Le directeur du Centre SKeyes, fondé à l'initiative de la Fondation Samir Kassir, un journaliste et historien libanais assassiné en 2005, dresse pour LPJ Beyrouth un bilan de la liberté de la presse au Liban en 2018.
Ces derniers mois, le Liban a connu une recrudescence des arrestations et des actions en justice contre les citoyens et les journalistes. Dernier d'une longue liste, le journaliste Fida’ Itani a été condamné par coutumace, en l'absence de l'accusé, à quatre mois de prison et une amende pour diffamation à l'encontre du ministre sortant des Affaires étrangères, Gebran Bassil. D'autres poursuites judiciaires ont été menées contre Marcel Ghanem, présentateur télé vedette, pour avoir reçu deux journalistes saoudiens critiques envers les autorités libanaises.
Pour M. Mhanna, ces peines de prisons constituent des outils de pression. Les instruments de pression pour les journalistes sont légion : harcèlement, diffamation, interpellation et condamnation. Les journalistes sont poussés à une forme d'autocensure sur certains thèmes sensibles. "Il existe une ligne à ne pas dépasser […] au sujet du degré d'information" selon le directeur du Centre SKeyes.
De nombreux médias libanais sont liés aux partis politiques. « La presse libanaise est possédée par des partis et des hommes politiques qui veulent établir une situation sous contrôle. Cela constitue un premier frein à la liberté d'expression des journalistes », selon Ayman Mhanna.

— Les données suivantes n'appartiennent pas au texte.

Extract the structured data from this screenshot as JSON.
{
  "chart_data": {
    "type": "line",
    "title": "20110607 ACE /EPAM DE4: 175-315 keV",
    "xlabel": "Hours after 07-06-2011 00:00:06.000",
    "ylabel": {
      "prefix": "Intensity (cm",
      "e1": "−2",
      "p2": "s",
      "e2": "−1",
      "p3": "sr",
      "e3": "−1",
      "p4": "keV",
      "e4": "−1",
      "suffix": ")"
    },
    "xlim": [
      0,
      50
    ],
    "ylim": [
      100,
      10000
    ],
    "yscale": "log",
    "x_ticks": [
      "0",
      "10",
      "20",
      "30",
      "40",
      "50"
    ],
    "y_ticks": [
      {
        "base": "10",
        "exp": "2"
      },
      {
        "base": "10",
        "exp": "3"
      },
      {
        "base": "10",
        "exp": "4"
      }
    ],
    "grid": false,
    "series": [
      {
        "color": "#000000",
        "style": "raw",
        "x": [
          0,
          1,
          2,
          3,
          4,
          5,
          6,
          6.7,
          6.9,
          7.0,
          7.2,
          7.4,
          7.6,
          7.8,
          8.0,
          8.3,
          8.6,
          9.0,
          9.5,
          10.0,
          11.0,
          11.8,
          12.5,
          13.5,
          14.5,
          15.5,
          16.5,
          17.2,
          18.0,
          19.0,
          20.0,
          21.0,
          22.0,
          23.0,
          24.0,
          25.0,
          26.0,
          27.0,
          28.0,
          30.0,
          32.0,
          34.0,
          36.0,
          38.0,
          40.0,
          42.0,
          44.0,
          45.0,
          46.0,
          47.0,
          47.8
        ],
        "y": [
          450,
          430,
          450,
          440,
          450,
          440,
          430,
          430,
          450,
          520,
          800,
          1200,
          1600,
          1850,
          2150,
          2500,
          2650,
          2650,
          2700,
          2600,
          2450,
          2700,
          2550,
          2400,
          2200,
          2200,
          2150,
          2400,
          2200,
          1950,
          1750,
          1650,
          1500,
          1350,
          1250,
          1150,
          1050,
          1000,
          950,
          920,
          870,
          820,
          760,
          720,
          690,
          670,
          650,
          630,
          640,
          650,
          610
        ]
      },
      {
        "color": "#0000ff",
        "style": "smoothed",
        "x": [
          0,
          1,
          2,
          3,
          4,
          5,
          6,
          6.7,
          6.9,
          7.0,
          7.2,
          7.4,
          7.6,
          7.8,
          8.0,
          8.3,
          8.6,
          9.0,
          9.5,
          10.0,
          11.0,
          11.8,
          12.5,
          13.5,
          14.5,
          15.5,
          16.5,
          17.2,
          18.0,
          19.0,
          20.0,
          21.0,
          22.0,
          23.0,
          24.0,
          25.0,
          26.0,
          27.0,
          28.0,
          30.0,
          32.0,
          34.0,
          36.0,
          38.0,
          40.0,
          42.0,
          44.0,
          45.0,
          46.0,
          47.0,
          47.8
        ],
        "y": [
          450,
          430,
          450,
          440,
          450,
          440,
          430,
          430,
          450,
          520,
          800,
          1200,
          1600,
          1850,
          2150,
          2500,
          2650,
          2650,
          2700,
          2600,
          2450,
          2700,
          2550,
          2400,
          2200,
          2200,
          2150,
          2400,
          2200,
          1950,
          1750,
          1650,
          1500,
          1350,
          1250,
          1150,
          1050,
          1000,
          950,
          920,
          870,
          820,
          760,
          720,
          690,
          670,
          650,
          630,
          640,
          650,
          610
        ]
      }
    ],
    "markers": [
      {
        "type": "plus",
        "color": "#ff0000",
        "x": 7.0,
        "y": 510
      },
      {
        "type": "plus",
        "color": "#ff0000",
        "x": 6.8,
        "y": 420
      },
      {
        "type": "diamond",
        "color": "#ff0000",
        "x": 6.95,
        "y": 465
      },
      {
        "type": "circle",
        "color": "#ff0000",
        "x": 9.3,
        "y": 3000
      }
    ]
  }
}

Il pointe également la législation en la matière. Le code pénal libanais considère la diffamation, la calomnie ou encore la diffusion de fausses informations comme des infractions graves. « Les juges sont sensibles au climat politique et statuent de façon à ne pas déplaire aux responsables politiques », explique le directeur de SKeyes.
Au Liban, les journalistes peuvent être poursuivis devant le tribunal des imprimés, qui les condamne le plus souvent à payer des amendes. Pour M. Mhanna, ce tribunal est « une protection » car « il ne prononce pas de peines de prisons contre les journalistes, contrairement à d’autres instances juridiques ».
Ayman Mhanna refuse de se satisfaire d'une comparaison flatteuse par rapport aux pays voisins. « Ce n'est pas parce que les gens ne sont pas jetés en prison comme en Turquie ou en Egypte, voire assassinés comme en Syrie, que l'on doit accepter les pressions qui existent au Liban".